Sete Questões Para um Diálogo Franco
Carlos Cardoso Aveline
Carlos Cardoso Aveline
Helena P. Blavatsky
(1831-1891)
Desde o século 19, as relações entre o movimento
teosófico e o movimento espírita têm sido complexas, com aspectos harmoniosos e difíceis - o que,
aliás, ocorre com bastante frequência
entre seres humanos. A longo prazo, parece ter ocorrido um progresso lento e
constante. O avanço só tem a ganhar, se
o diálogo for cada vez mais aberto e mais sincero.

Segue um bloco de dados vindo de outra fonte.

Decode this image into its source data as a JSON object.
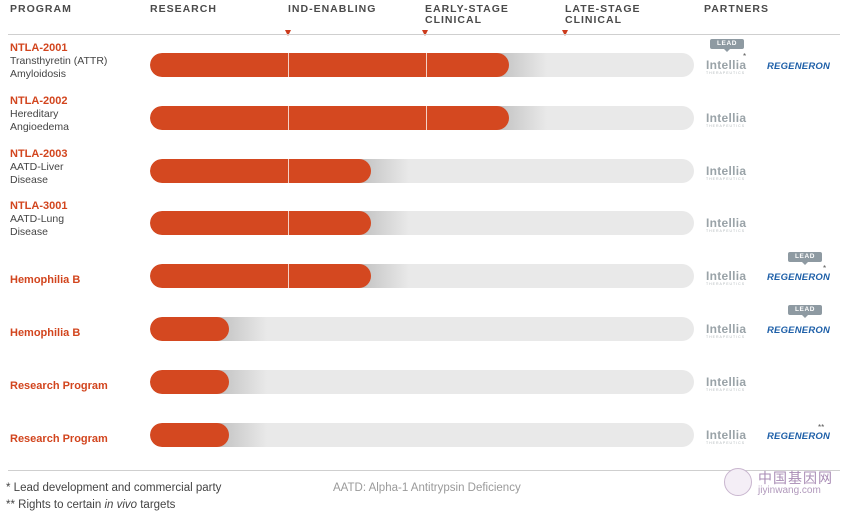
{
  "headers": {
    "program": "PROGRAM",
    "research": "RESEARCH",
    "ind_enabling": "IND-ENABLING",
    "early_stage_1": "EARLY-STAGE",
    "early_stage_2": "CLINICAL",
    "late_stage_1": "LATE-STAGE",
    "late_stage_2": "CLINICAL",
    "partners": "PARTNERS"
  },
  "partner_labels": {
    "lead": "LEAD",
    "intellia": "Intellia",
    "intellia_tag": "THERAPEUTICS",
    "regeneron": "REGENERON",
    "asterisk_single": "*",
    "asterisk_double": "**"
  },
  "chart_data": {
    "type": "bar",
    "orientation": "horizontal",
    "stages": [
      "RESEARCH",
      "IND-ENABLING",
      "EARLY-STAGE CLINICAL",
      "LATE-STAGE CLINICAL"
    ],
    "scale_note": "value = progress in stage units (0 = start of Research, 4 = end of Late-Stage Clinical)",
    "xlim": [
      0,
      4
    ],
    "colors": {
      "fill": "#d44820",
      "track": "#e9e9e9",
      "program_name": "#d2451e",
      "regeneron": "#1d5fa8"
    },
    "programs": [
      {
        "name": "NTLA-2001",
        "desc": [
          "Transthyretin (ATTR)",
          "Amyloidosis"
        ],
        "value": 2.6,
        "partners": [
          "Intellia",
          "Regeneron"
        ],
        "lead": "Intellia",
        "intellia_mark": "*",
        "regeneron_mark": ""
      },
      {
        "name": "NTLA-2002",
        "desc": [
          "Hereditary",
          "Angioedema"
        ],
        "value": 2.6,
        "partners": [
          "Intellia"
        ],
        "lead": "",
        "intellia_mark": "",
        "regeneron_mark": ""
      },
      {
        "name": "NTLA-2003",
        "desc": [
          "AATD-Liver",
          "Disease"
        ],
        "value": 1.6,
        "partners": [
          "Intellia"
        ],
        "lead": "",
        "intellia_mark": "",
        "regeneron_mark": ""
      },
      {
        "name": "NTLA-3001",
        "desc": [
          "AATD-Lung",
          "Disease"
        ],
        "value": 1.6,
        "partners": [
          "Intellia"
        ],
        "lead": "",
        "intellia_mark": "",
        "regeneron_mark": ""
      },
      {
        "name": "Hemophilia B",
        "desc": [],
        "value": 1.6,
        "partners": [
          "Intellia",
          "Regeneron"
        ],
        "lead": "Regeneron",
        "intellia_mark": "",
        "regeneron_mark": "*"
      },
      {
        "name": "Hemophilia B",
        "desc": [],
        "value": 0.57,
        "partners": [
          "Intellia",
          "Regeneron"
        ],
        "lead": "Regeneron",
        "intellia_mark": "",
        "regeneron_mark": ""
      },
      {
        "name": "Research Program",
        "desc": [],
        "value": 0.57,
        "partners": [
          "Intellia"
        ],
        "lead": "",
        "intellia_mark": "",
        "regeneron_mark": ""
      },
      {
        "name": "Research Program",
        "desc": [],
        "value": 0.57,
        "partners": [
          "Intellia",
          "Regeneron"
        ],
        "lead": "",
        "intellia_mark": "",
        "regeneron_mark": "**"
      }
    ]
  },
  "footnotes": {
    "lead_note": "* Lead development and commercial party",
    "rights_prefix": "** Rights to certain ",
    "rights_italic": "in vivo",
    "rights_suffix": " targets",
    "aatd": "AATD: Alpha-1 Antitrypsin Deficiency"
  },
  "watermark": {
    "title": "中国基因网",
    "url": "jiyinwang.com"
  }
}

Certa vez uma pessoa engajada no movimento espírita escreveu para um dos associados da Loja Independente de Teosofistas. Havia um desejo de conhecer melhor o ponto de vista da teosofia original em relação ao espiritismo, em relação à mediunidade e algumas outras questões. O texto a seguir é um resultado da correspondência trocada.
1. Crença Cega
e Teosofia Original
Pergunta:
Sugiro que você examine se, ao priorizar a literatura original do movimento teosófico, os associados da Loja Independente não estão presos à letra morta nem apegados ao passado. Sua atitude não será excessivamente rígida? Por que, afinal, valorizar o que é antigo?
Comentário:
O dogmatismo foge
ao debate franco e sereno e teme o exame independente das questões filosóficas.
Cabe a cada leitor
examinar por si mesmo e decidir se os
textos de teosofia original induzem alguém à crença cega, ou se, ao contrário,
estimulam a livre investigação e o estudo individual. O que podemos adiantar, como elemento para a
reflexão de cada um, é que o fato de trocar um texto clássico por outro texto,
mais recente e menos original, não significa ir além da letra morta. Ainda que
possa provocar durante um breve tempo uma agradável sensação de novidade, esta
troca do que é autêntico por versões açucaradas não constitui garantia de coisa
alguma.
Ir além da letra
morta não é mudar de textos, ou plagiar obras clássicas. É compreender o
ensinamento na sua complexidade, examiná-lo
bem, vivenciá-lo, e elevar a consciência individual. Nada deve ser aceito automaticamente: deve-se
fazer um exame crítico não só da filosofia esotérica clássica, mas também das já
envelhecidas e rotineiras “novidades”, para então saber por mérito próprio o
que é joio e o que é trigo.
2. São Válidas
as “Canalizações” de Supostos Mestres?
Pergunta:
Há hoje numerosas
canalizações mediúnicas. Considera-se bastante comum e até corriqueiro
conversar pessoalmente com Maitreya, Cristo e diversos tipos de Mestres,
personagens que, aliás, costumam fazer
afirmações bastante óbvias, dizendo coisas que todos já sabem, mas sempre com
um tom professoral, solene e grandioso.
Comentário:
As canalizações
mediúnicas de Mestres imaginários são uma forma natural de folclore popular.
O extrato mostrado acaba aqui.